Vivre avec l’herpès génital.

L’herpès génital est classé parmi les maladies sexuellement transmissibles. Le signe le plus distinctif est caractérisé par la présence de vésicules douloureuses sur les organes sexuels. L’infection peut apparaître par des poussées suivant des périodes de rémissions ou devenir chronique.

Il existe des risques potentiels dans la contraction de cette maladie : la déficience immunitaire et de ce fait, toutes situations ou médicaments qui réduisent la défense immunitaire, l’homosexualité, les partenaires multiples au cours d’une même période et l’affluence de partenaires au cours de la vie, les femmes sont aussi plus sujettes à risque que les hommes.

Description du problème

Quelques signes peuvent accompagner le premier épisode de poussée d’herpès. Notamment, des douleurs musculaires, une anorexie, de la fièvre, la fatigue et des ganglions. Elle peut durer plusieurs jours voire des semaines.

Il peut être précédé de signes prodromiques tels que des picotements ou une sensibilité de la région génitale ensuite apparaissent les vésicules qui peuvent par la suite rompre pour laisser place à des zones d’ulcérations. Les zones de prédilection de ces vésicules sont aux alentours de l’aire génitale. Aux environs du vagin, sur le col utérin, sur la vulve, sur les fesses et sur le pourtour anal chez la femme tandis qu’elles sont situées dans l’uretère, sur le pénis et le scrotum, sur les fesses et les cuisses.

Pour les deux sexes la miction peut être douloureuse. Certains facteurs peuvent interférer quant à l’apparition de cette pathologie. La fièvre, l’anxiété, le stress, la menstruation, une irritation de la peau et des muqueuses ou un coup de soleil peuvent favoriser la récurrence de cette maladie.

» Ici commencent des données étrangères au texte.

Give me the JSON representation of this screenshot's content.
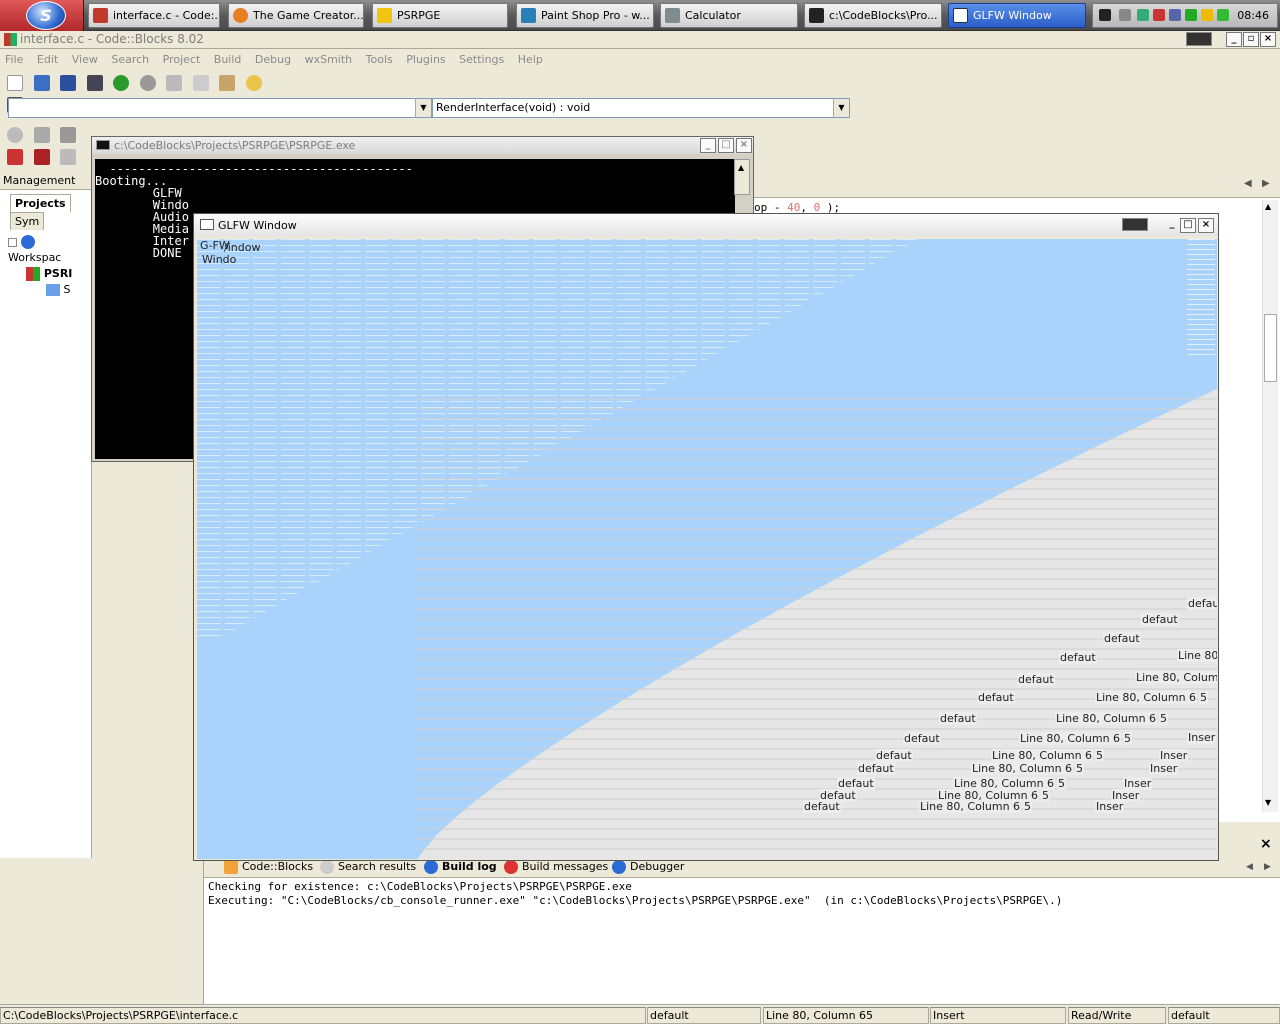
{
  "taskbar": {
    "start_label": "S",
    "items": [
      {
        "label": "interface.c - Code:...",
        "icon": "codeblocks-icon",
        "color": "#c0392b"
      },
      {
        "label": "The Game Creator...",
        "icon": "firefox-icon",
        "color": "#e67e22"
      },
      {
        "label": "PSRPGE",
        "icon": "folder-icon",
        "color": "#f1c40f"
      },
      {
        "label": "Paint Shop Pro - w...",
        "icon": "paintshop-icon",
        "color": "#2980b9"
      },
      {
        "label": "Calculator",
        "icon": "calculator-icon",
        "color": "#7f8c8d"
      },
      {
        "label": "c:\\CodeBlocks\\Pro...",
        "icon": "console-icon",
        "color": "#222222"
      },
      {
        "label": "GLFW Window",
        "icon": "window-icon",
        "color": "#ffffff"
      }
    ],
    "clock": "08:46"
  },
  "main_window": {
    "title": "interface.c - Code::Blocks 8.02"
  },
  "menu": [
    "File",
    "Edit",
    "View",
    "Search",
    "Project",
    "Build",
    "Debug",
    "wxSmith",
    "Tools",
    "Plugins",
    "Settings",
    "Help"
  ],
  "toolbar2": {
    "scope_value": "",
    "function_value": "RenderInterface(void) : void"
  },
  "management": {
    "title": "Management",
    "tabs": [
      "Projects",
      "Sym"
    ],
    "tree": [
      "Workspac",
      "PSRI",
      "S"
    ]
  },
  "editor": {
    "code_line_a": "op - ",
    "code_num1": "40",
    "code_comma": ", ",
    "code_num2": "0",
    "code_end": " );"
  },
  "console": {
    "title": "c:\\CodeBlocks\\Projects\\PSRPGE\\PSRPGE.exe",
    "lines": [
      "",
      "",
      "  ------------------------------------------",
      "",
      "Booting...",
      "",
      "        GLFW",
      "        Windo",
      "        Audio",
      "        Media",
      "        Inter",
      "        DONE"
    ]
  },
  "glfw": {
    "title": "GLFW Window",
    "ghost_title_1": "G-FW",
    "ghost_title_2": "/indow",
    "ghost_title_3": "Windo",
    "canvas_color": "#a9d3fb",
    "ghost_default": "defau",
    "ghost_default_t": "t",
    "ghost_line": "Line 80, Column 6",
    "ghost_col": "5",
    "ghost_insert": "Inser"
  },
  "logs": {
    "tabs": [
      "Code::Blocks",
      "Search results",
      "Build log",
      "Build messages",
      "Debugger"
    ],
    "selected": "Build log",
    "lines": [
      "Checking for existence: c:\\CodeBlocks\\Projects\\PSRPGE\\PSRPGE.exe",
      "Executing: \"C:\\CodeBlocks/cb_console_runner.exe\" \"c:\\CodeBlocks\\Projects\\PSRPGE\\PSRPGE.exe\"  (in c:\\CodeBlocks\\Projects\\PSRPGE\\.)"
    ]
  },
  "status": {
    "path": "C:\\CodeBlocks\\Projects\\PSRPGE\\interface.c",
    "encoding": "default",
    "position": "Line 80, Column 65",
    "mode": "Insert",
    "access": "Read/Write",
    "highlight": "default"
  }
}
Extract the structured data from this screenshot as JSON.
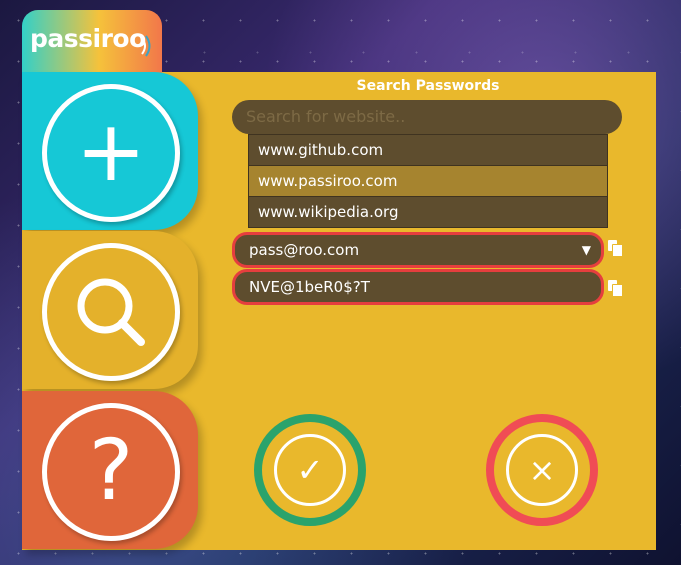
{
  "app": {
    "logo_text": "passiroo"
  },
  "sidebar": {
    "add_glyph": "+",
    "search_icon": "magnifier-icon",
    "help_glyph": "?"
  },
  "main": {
    "title": "Search Passwords",
    "search_placeholder": "Search for website..",
    "dropdown_items": [
      {
        "label": "www.github.com",
        "active": false
      },
      {
        "label": "www.passiroo.com",
        "active": true
      },
      {
        "label": "www.wikipedia.org",
        "active": false
      }
    ],
    "email_value": "pass@roo.com",
    "password_value": "NVE@1beR0$?T"
  },
  "actions": {
    "confirm_glyph": "✓",
    "cancel_glyph": "×"
  },
  "colors": {
    "panel": "#e9b82c",
    "add": "#16c8d6",
    "search": "#e4b12b",
    "help": "#e0663a",
    "confirm": "#2aa36c",
    "cancel": "#f04c55",
    "field_border": "#e53e3e",
    "field_bg": "#5e4d2e"
  }
}
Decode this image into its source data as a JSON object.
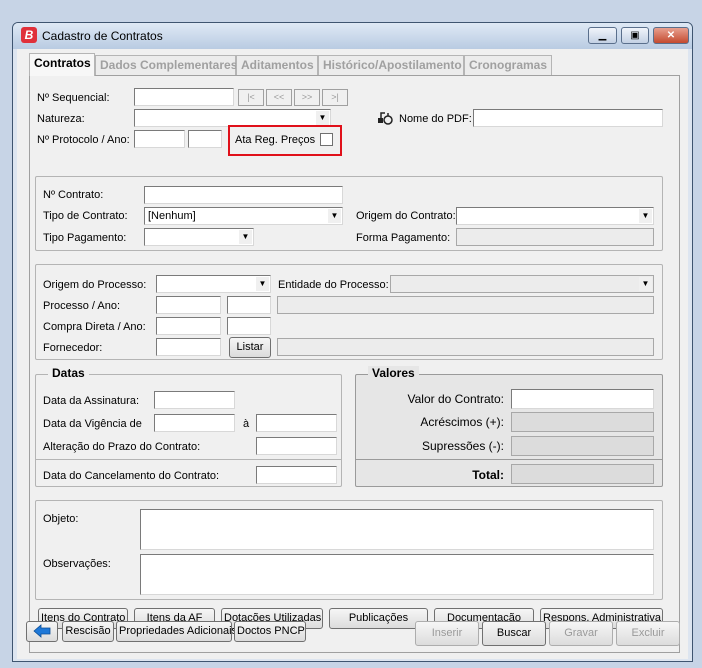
{
  "window": {
    "title": "Cadastro de Contratos",
    "app_icon_letter": "B"
  },
  "tabs": [
    {
      "label": "Contratos",
      "active": true
    },
    {
      "label": "Dados Complementares",
      "active": false
    },
    {
      "label": "Aditamentos",
      "active": false
    },
    {
      "label": "Histórico/Apostilamento",
      "active": false
    },
    {
      "label": "Cronogramas",
      "active": false
    }
  ],
  "header": {
    "sequencial_label": "Nº Sequencial:",
    "natureza_label": "Natureza:",
    "protocolo_label": "Nº Protocolo / Ano:",
    "ata_label": "Ata Reg. Preços",
    "pdf_label": "Nome do PDF:",
    "nav": [
      "|<",
      "<<",
      ">>",
      ">|"
    ]
  },
  "contrato": {
    "numero_label": "Nº Contrato:",
    "tipo_label": "Tipo de Contrato:",
    "tipo_value": "[Nenhum]",
    "pagamento_label": "Tipo Pagamento:",
    "origem_label": "Origem do Contrato:",
    "forma_label": "Forma Pagamento:"
  },
  "processo": {
    "origem_label": "Origem do Processo:",
    "entidade_label": "Entidade do Processo:",
    "processo_label": "Processo / Ano:",
    "compra_label": "Compra Direta / Ano:",
    "fornecedor_label": "Fornecedor:",
    "listar_label": "Listar"
  },
  "datas": {
    "title": "Datas",
    "assinatura_label": "Data da Assinatura:",
    "vigencia_label": "Data da Vigência de",
    "a_label": "à",
    "alteracao_label": "Alteração do Prazo do Contrato:",
    "cancelamento_label": "Data do Cancelamento do Contrato:"
  },
  "valores": {
    "title": "Valores",
    "valor_label": "Valor do Contrato:",
    "acrescimos_label": "Acréscimos (+):",
    "supressoes_label": "Supressões (-):",
    "total_label": "Total:"
  },
  "textos": {
    "objeto_label": "Objeto:",
    "observacoes_label": "Observações:"
  },
  "action_buttons": [
    "Itens do Contrato",
    "Itens da AF",
    "Dotações Utilizadas",
    "Publicações",
    "Documentação",
    "Respons. Administrativa"
  ],
  "footer": {
    "rescisao": "Rescisão",
    "propriedades": "Propriedades Adicionais",
    "doctos": "Doctos PNCP",
    "inserir": "Inserir",
    "buscar": "Buscar",
    "gravar": "Gravar",
    "excluir": "Excluir"
  },
  "colors": {
    "highlight": "#e0101a",
    "back_arrow": "#1e78d8",
    "brand": "#e0303a"
  }
}
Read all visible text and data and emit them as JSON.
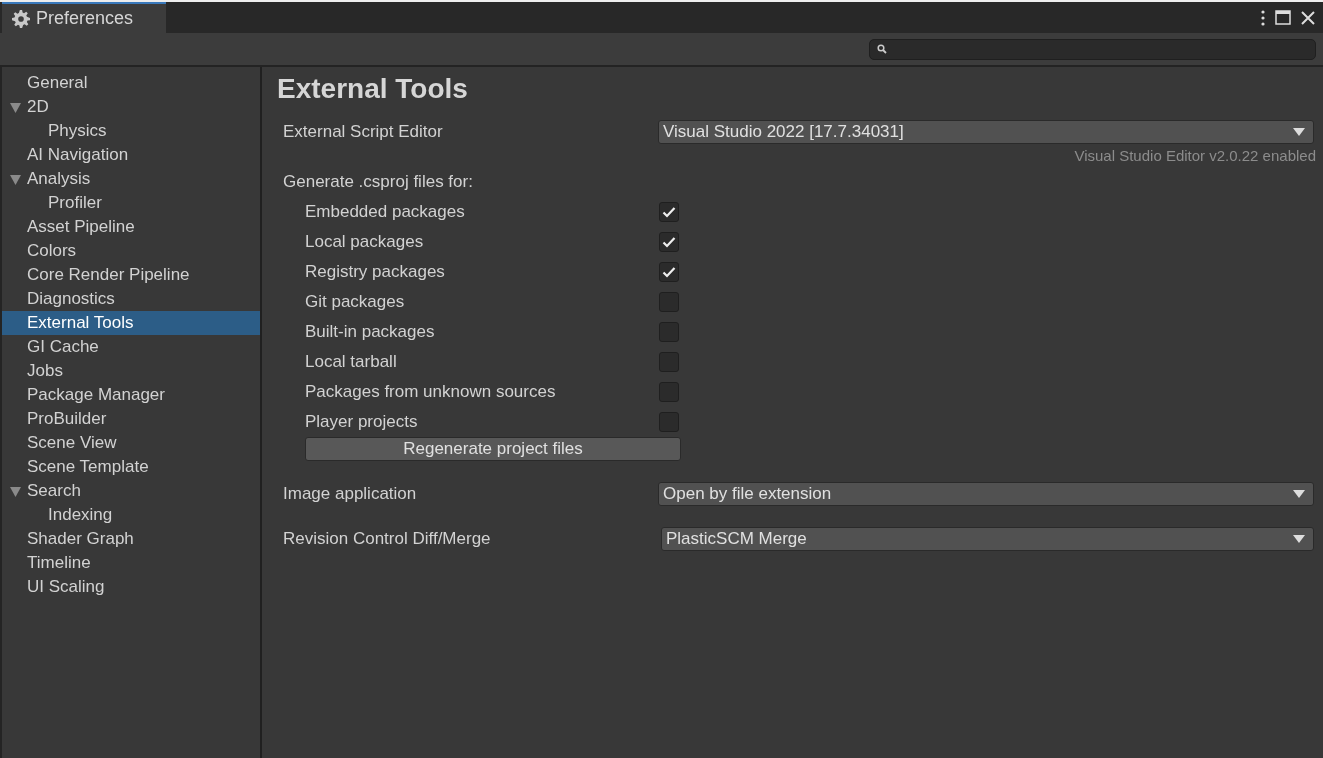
{
  "window": {
    "title": "Preferences"
  },
  "sidebar": {
    "items": [
      {
        "label": "General",
        "selected": false
      },
      {
        "label": "2D",
        "selected": false,
        "expanded": true,
        "children": [
          {
            "label": "Physics",
            "selected": false
          }
        ]
      },
      {
        "label": "AI Navigation",
        "selected": false
      },
      {
        "label": "Analysis",
        "selected": false,
        "expanded": true,
        "children": [
          {
            "label": "Profiler",
            "selected": false
          }
        ]
      },
      {
        "label": "Asset Pipeline",
        "selected": false
      },
      {
        "label": "Colors",
        "selected": false
      },
      {
        "label": "Core Render Pipeline",
        "selected": false
      },
      {
        "label": "Diagnostics",
        "selected": false
      },
      {
        "label": "External Tools",
        "selected": true
      },
      {
        "label": "GI Cache",
        "selected": false
      },
      {
        "label": "Jobs",
        "selected": false
      },
      {
        "label": "Package Manager",
        "selected": false
      },
      {
        "label": "ProBuilder",
        "selected": false
      },
      {
        "label": "Scene View",
        "selected": false
      },
      {
        "label": "Scene Template",
        "selected": false
      },
      {
        "label": "Search",
        "selected": false,
        "expanded": true,
        "children": [
          {
            "label": "Indexing",
            "selected": false
          }
        ]
      },
      {
        "label": "Shader Graph",
        "selected": false
      },
      {
        "label": "Timeline",
        "selected": false
      },
      {
        "label": "UI Scaling",
        "selected": false
      }
    ]
  },
  "content": {
    "heading": "External Tools",
    "script_editor": {
      "label": "External Script Editor",
      "value": "Visual Studio 2022 [17.7.34031]",
      "note": "Visual Studio Editor v2.0.22 enabled"
    },
    "generate": {
      "label": "Generate .csproj files for:",
      "options": [
        {
          "label": "Embedded packages",
          "checked": true
        },
        {
          "label": "Local packages",
          "checked": true
        },
        {
          "label": "Registry packages",
          "checked": true
        },
        {
          "label": "Git packages",
          "checked": false
        },
        {
          "label": "Built-in packages",
          "checked": false
        },
        {
          "label": "Local tarball",
          "checked": false
        },
        {
          "label": "Packages from unknown sources",
          "checked": false
        },
        {
          "label": "Player projects",
          "checked": false
        }
      ],
      "button": "Regenerate project files"
    },
    "image_application": {
      "label": "Image application",
      "value": "Open by file extension"
    },
    "revision_control": {
      "label": "Revision Control Diff/Merge",
      "value": "PlasticSCM Merge"
    }
  }
}
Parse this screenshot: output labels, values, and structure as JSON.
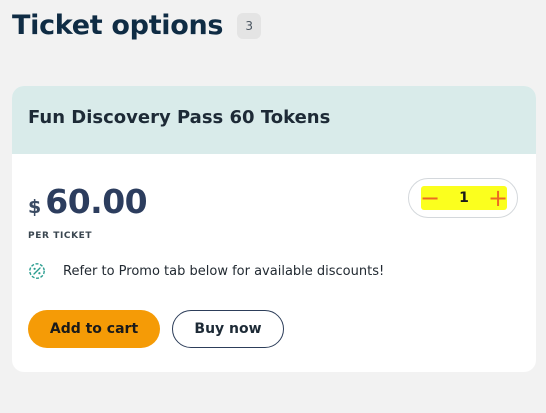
{
  "header": {
    "title": "Ticket options",
    "count": "3"
  },
  "ticket": {
    "name": "Fun Discovery Pass 60 Tokens",
    "currency_symbol": "$",
    "price": "60.00",
    "price_unit_label": "PER TICKET",
    "quantity": "1",
    "decrement_symbol": "−",
    "increment_symbol": "+",
    "promo_icon": "discount-percent-icon",
    "promo_text": "Refer to Promo tab below for available discounts!",
    "add_to_cart_label": "Add to cart",
    "buy_now_label": "Buy now"
  },
  "colors": {
    "title": "#0f2c44",
    "card_header_bg": "#d9ebea",
    "price": "#2c3d5e",
    "accent_orange": "#f59b06",
    "stepper_icons": "#ec6b22",
    "promo_icon": "#2a9d8f",
    "highlight": "#fbff1e"
  }
}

Entre outre, d’autres pathologies, la chirurgie et certains médicaments qui induisent la baisse ou la surpression de la défense immunitaire peuvent également concourir à l’apparition et la réactivation en poussée de ce problème.

Les causes de cette maladie Les agents responsables de cette pathologie sont des virus herpétiques. L’herpès simplex virus-1 (HSV-1) et l’herpès simplex virus-2 (HSV-2). Ces virus peuvent également affecter la peau et la muqueuse buccale provoquant ainsi un herpès buccal.

La transmission s’effectue au cours de relations sexuelles avec un individu atteint de la maladie. La transmission mère-enfant a également été prouvée. Traitement L’herpès génital n’est pas curable, on est contaminé à vie. Actuellement, tous les moyens mis en œuvre n’ont pas encore pu éliminer ces agents viraux. Les divers traitements qui sont institués jusqu’à présent n’ont encore pu que réduire les effets de ces virus en accélérant la guérison des lésions. Des antiviraux sont donc préconisés. Il y a pour cela les antiviraux de la famille des acyclovir, les famciclovir, les valacyclovir. Des mesures préventives doivent également être entreprises.

Avoir des relations sexuelles protégées et avec un partenaire fixe, bien suivre la grossesse des femmes enceintes, n’utiliser des médicaments suppresseurs de l’immunité que dans les cas de réels besoins. Pour éviter la poussée, une bonne alimentation, des soins hygiénaux, et enfin adapter la dose de ces médicaments suppresseurs de l’immunité autant que possible. Conclusion Il est à rappeler que ces agents viraux se contractent assez facilement. Il est actuellement impossible d’éradiquer entièrement ces germes une fois contaminés. Le traitement permet seulement de réduire les symptômes et les lésions affectées par cette maladie.

Devant l’apparition de vésicules au niveau des zones génitales, consultez votre médecin. Le traitement précoce reste favorable pour le pronostic de cette maladie. Une éducation sexuelle se pose donc vu que les risques de récidive sont grands.